Abstract
R1234yf has been developed as an alternative refrigerant to R134a, which has been associated with global warming. The capillary tubes as expansion valves control the mass flow rate and balance system pressure in the refrigeration cycle. The present numerical model used the governing equations including the law of conservation of mass, momentum, and energy in a capillary tube. The mass flow rate of R1234yf decreased by 47.0% as the capillary tube length was increased from 1 to 4 m. As the inner diameter of the capillary tubes was changed from 1.3 to 1.7 mm, the mass flow rate of R134a and R1234yf increased by 117.9% and 121.0%, respectively. The mass flow rate of the R134a and R1234yf increased by 28.3% and 29.1% with subcooling increasing from 0 to $7^{\circ}C$. In addition, when the inlet temperature of the capillary tubes was changed from 35 to $60^{\circ}C$, the mass flow rate of R134a and R1234yf increased by 31.0% and 45.4%, respectively.
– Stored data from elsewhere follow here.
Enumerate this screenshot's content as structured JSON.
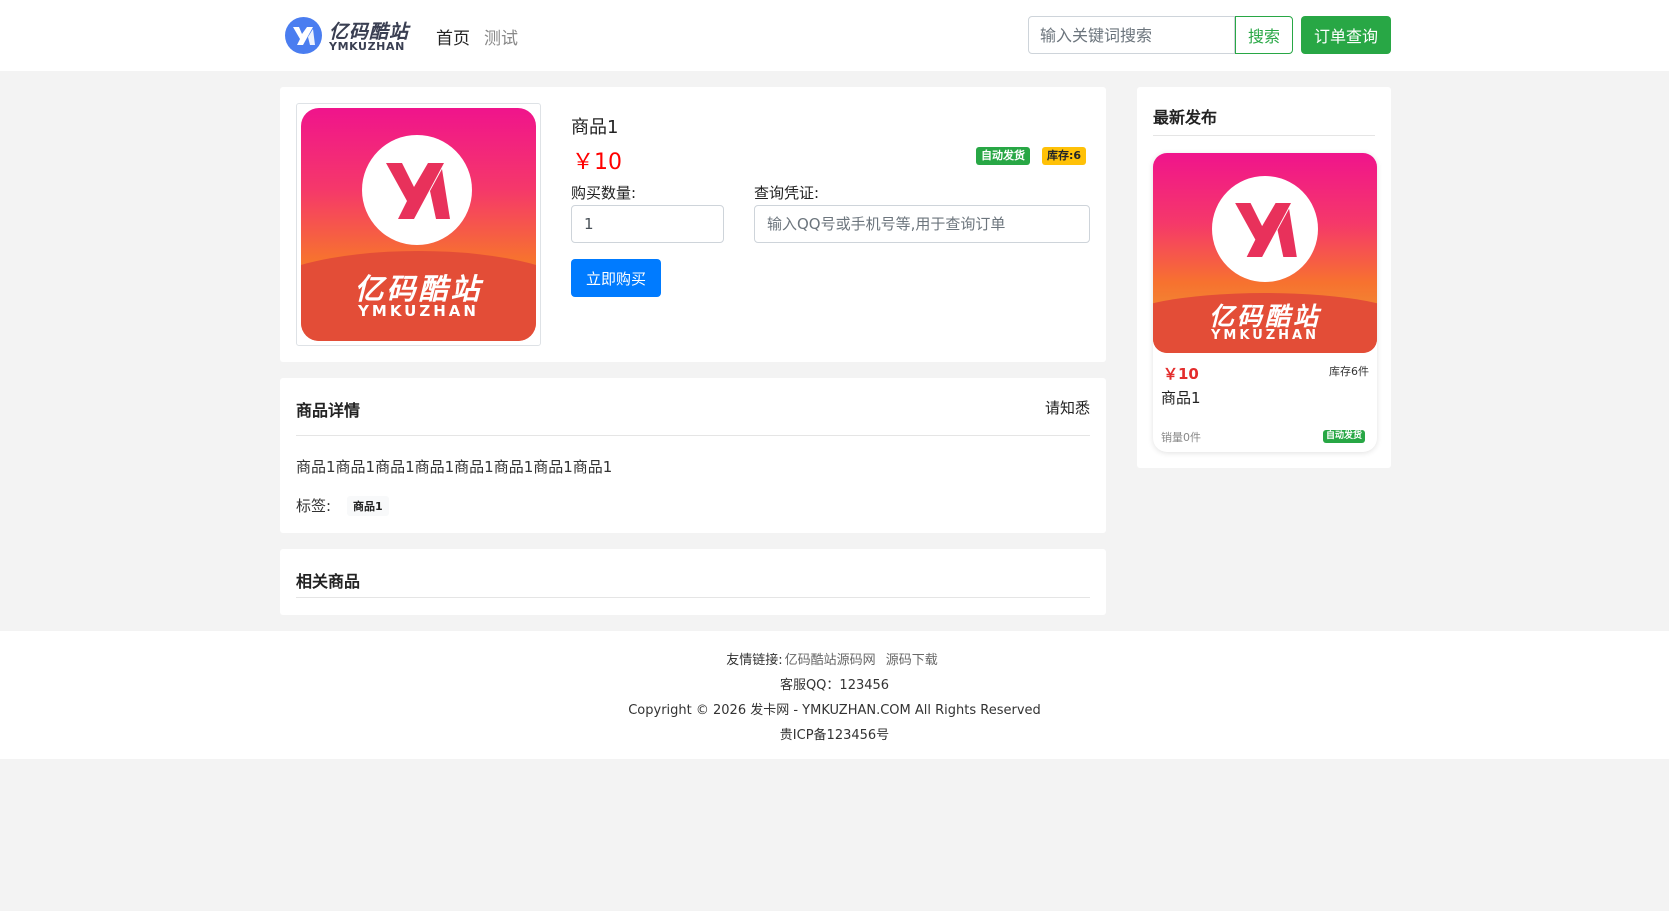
{
  "header": {
    "logo_cn": "亿码酷站",
    "logo_en": "YMKUZHAN",
    "nav": [
      {
        "label": "首页"
      },
      {
        "label": "测试"
      }
    ],
    "search_placeholder": "输入关键词搜索",
    "search_label": "搜索",
    "order_query_label": "订单查询"
  },
  "product": {
    "name": "商品1",
    "price": "￥10",
    "badge_auto": "自动发货",
    "badge_stock": "库存:6",
    "qty_label": "购买数量:",
    "qty_value": "1",
    "contact_label": "查询凭证:",
    "contact_placeholder": "输入QQ号或手机号等,用于查询订单",
    "buy_label": "立即购买",
    "image_cn": "亿码酷站",
    "image_en": "YMKUZHAN"
  },
  "detail": {
    "title": "商品详情",
    "notice_label": "请知悉",
    "description": "商品1商品1商品1商品1商品1商品1商品1商品1",
    "tags_label": "标签:",
    "tags": [
      "商品1"
    ]
  },
  "related": {
    "title": "相关商品"
  },
  "sidebar": {
    "title": "最新发布",
    "items": [
      {
        "price": "￥10",
        "stock": "库存6件",
        "name": "商品1",
        "sales": "销量0件",
        "badge": "自动发货",
        "image_cn": "亿码酷站",
        "image_en": "YMKUZHAN"
      }
    ]
  },
  "footer": {
    "links_label": "友情链接:",
    "links": [
      "亿码酷站源码网",
      "源码下载"
    ],
    "qq": "客服QQ：123456",
    "copyright": "Copyright © 2026 发卡网 - YMKUZHAN.COM All Rights Reserved",
    "icp": "贵ICP备123456号"
  },
  "colors": {
    "primary": "#007bff",
    "success": "#28a745",
    "warning": "#ffc107",
    "price": "#ff0000",
    "background": "#f3f3f3"
  }
}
최근에 지구온난화 문제로 인하여 R134a 냉매에 대한 규제가 강화되면서 대체냉매로서 R1234yf 냉매가 개발되었다. 냉동사이클에서 팽창장치인 모세관은 유량제어와 압력조절의 역할을 한다. 본 연구에서는 모세관에 흐르는 냉매유동의 지배 방정식을 사용하여 R134a와 R1234yf 냉매에 대하여 해석적 연구를 수행하였다. 모세관 길이를 1-4 m로 변화시켰을 때 R1234yf 냉매의 질량유량은 47.0% 감소하였다. 모세관의 직경을 1.3-1.5 mm로 변화시켰을 때 R134a 냉매와 R1234yf 냉매의 질량유량은 각각 117.9%와 121.0% 증가하였다. 모세관 입구의 과냉도를 $0-7^{\circ}C$ 변화시켰을 때 R134a 냉매와 R1234yf 냉매의 질량유량은 28.3%와 29.1% 증가하는 것으로 나타내었고, 모세관 입구에서 운전조건을 $35-60^{\circ}C$로 변화시켰을 때 R134a 냉매는 31.0%, R1234yf 냉매는 45.4% 증가를 각각 나타내었다.